Like all other dark matter experiments so far, Antypas’ search hasn’t found anything. However, their absence of a discovery does help constrain the properties of dark matter, as the experiment shows what dark matter is not. In addition, the team’s approach is distinctive compared to better-known dark matter experiments, which search for particles known as WIMPs (that’s weakly-interacting massive particles). Those experiments commonly involve collaborations of 100 scientists or more, and the detectors have dramatic engineering requirements. For example, the LZ detector in South Dakota contains 7 tons of liquid xenon, a rare element found in the atmosphere at less than 1 part per 10 million. To shield the detectors from unwanted radiation, physicists station them in laboratories deep inside mountains or underground in former mines.

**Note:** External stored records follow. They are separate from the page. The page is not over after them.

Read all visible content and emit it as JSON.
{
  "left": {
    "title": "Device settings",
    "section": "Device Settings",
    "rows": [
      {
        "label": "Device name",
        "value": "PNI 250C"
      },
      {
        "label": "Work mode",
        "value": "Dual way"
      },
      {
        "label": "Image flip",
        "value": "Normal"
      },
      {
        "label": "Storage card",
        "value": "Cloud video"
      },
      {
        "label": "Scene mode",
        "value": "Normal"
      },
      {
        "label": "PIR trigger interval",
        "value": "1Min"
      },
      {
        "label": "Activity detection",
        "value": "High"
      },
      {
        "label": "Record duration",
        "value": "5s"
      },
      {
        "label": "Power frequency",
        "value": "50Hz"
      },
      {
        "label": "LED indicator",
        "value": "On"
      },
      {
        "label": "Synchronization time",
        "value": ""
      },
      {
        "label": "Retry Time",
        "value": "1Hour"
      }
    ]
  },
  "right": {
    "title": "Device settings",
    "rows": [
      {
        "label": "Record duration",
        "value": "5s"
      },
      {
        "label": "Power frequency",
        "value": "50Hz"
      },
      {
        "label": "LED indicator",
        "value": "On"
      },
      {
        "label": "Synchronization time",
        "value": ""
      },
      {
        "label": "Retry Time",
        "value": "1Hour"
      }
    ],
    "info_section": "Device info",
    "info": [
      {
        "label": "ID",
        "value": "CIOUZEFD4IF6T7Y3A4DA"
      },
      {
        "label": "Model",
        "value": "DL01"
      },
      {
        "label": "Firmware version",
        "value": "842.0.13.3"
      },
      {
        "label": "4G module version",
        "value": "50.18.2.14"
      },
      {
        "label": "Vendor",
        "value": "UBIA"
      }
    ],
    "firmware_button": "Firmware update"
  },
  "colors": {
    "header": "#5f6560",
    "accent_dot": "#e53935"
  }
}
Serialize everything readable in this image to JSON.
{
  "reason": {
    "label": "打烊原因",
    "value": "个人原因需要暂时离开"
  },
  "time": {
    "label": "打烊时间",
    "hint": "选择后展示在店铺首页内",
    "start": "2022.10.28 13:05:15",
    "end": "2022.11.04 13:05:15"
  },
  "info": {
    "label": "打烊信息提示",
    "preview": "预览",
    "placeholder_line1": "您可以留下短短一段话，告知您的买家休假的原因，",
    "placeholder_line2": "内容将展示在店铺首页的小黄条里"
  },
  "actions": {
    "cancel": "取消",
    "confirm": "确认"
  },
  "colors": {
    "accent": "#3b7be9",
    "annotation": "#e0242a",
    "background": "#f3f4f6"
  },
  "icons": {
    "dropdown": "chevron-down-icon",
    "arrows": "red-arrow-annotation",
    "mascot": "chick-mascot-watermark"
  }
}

In contrast, Antypas’ entire experiment fits on a tabletop, and his collaboration consisted of 11 scientists. Looking for dark matter was actually a side project for his lab. They usually use the equipment to study the weak nuclear force in atoms, which is responsible for radioactive decay. “This was a quick and interesting thing for us to do,” says Antypas. “We use these methods for other applications.” Compared to WIMP detectors, the tabletop experiments are simple and cost-effective, says Gehrlein.
Over the past decade or so, these tabletop approaches have become increasingly popular for dark matter searches, says Zurek. Physicists, who first developed super-precise tools and lasers for studying and controlling single atoms and molecules, looked for more ways to use their new machines. “More people moved into the field, not as their primary discipline, but as a way of finding new creative applications for their measurements,” says Zurek. “They can repurpose their experiments to look for dark matter.”
In one notable example, physicists recast atomic clocks to look for dark matter instead of for timekeeping. These precise machines, which do not lose or gain a second over millions of years, rely on the energy levels of atoms, which are determined from interactions between their nuclei and electrons that depend on the fundamental constants. Similar to Antypas’ experiment, these researchers looked for dark matter by measuring the atoms’ energy levels precisely, to search for changes in the values of fundamental constants. (They didn’t find any.)
But these relatively minimalist experiments won’t replace more conventional dark matter experiments, as the two kinds are sensitive to different hypothetical types—and masses—of dark matter. Theorists have hypothesized a variety of dark matter particles whose masses range more than 75 orders of magnitude, says Gehrlein. At the lightest, the particles could be more than a quadrillion times lighter than even the ultralight dark matter Antypas is looking for. The heaviest dark matter candidates are actually astrophysical objects as large as black holes.
Unfortunately for physicists, their experiments have not offered any hints that make one mass range more likely than others. “This tells us we have to look everywhere,” says Gehrlein. With so few leads, dark matter hunters need all the reinforcements they can get.